I remember reading one of the essays in The World Of Mathematics by James R. Newman. It's a four volume collection and I can't remember the title essay or if the example I'm going to bring up is only part of one essay  but it was a statistical study on perceived racial prejudice. It took the example of one white and one black professor. Each taught a class of thirty students. Blacks students where 12.5 % of the college population and the other 87.5 % where white. 10 % of both student populations were openly racist. After all the math was done there was a 50/50 chance that any class the black professor had would have one openly racist student in it.  As the white professor had only a one in six chance of facing the same problem.  Even though the problem of racism was the same percentage in both populations, the perceived incidence of racism was  different for the two professors because of the raw number of students.

Still these are historic times and society has moved forward. It's unimaginable the KKK will ever have mass marches through Washington DC like they did in the first decade of the 20th century. Dr. King spoke of the day when a person is judged by the content of their soul and not the color of their skin.  I guess on the inverse sentiment of that thought, if we need to dislike each other it should be based solely personal animosity -nothing more and nothing less.  If you don't know somebody personally, then you have no right to hate them. Maybe that's enough until we take the next step towards the "more perfect union" first envisioned in the Constitution.


This is our history. It has it dark moments in contrast to it's all its brilliance. One of the great strengths of America is that we don't let history hang as millstone around our necks. But it's also one of our weakness, where we forget important lessons or remember the national narrative in a mumbled muddled mess.
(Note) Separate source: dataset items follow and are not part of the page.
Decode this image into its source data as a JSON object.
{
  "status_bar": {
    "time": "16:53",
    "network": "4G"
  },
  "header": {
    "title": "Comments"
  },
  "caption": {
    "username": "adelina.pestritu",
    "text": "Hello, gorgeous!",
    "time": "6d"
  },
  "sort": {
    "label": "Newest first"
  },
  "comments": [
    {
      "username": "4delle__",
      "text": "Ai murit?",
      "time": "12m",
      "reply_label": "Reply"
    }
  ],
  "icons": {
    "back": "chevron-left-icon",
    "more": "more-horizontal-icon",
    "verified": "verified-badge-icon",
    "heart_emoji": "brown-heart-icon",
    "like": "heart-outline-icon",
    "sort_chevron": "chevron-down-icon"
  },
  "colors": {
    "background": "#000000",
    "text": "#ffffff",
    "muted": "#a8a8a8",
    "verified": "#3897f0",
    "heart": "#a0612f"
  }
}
Let's remember the past and keep in mind that we control the future by what we do now. We can be building a better future this very moment.






On a day like today I would like to also mention Henry Blair. He was an inventor and most inventors are heroic figures to me. What made Henry Blair even more special was that he's the first African-American inventor granted a patent in 1836. A time when it was illegal in many states to teach slave or even freemen of color how to read and write.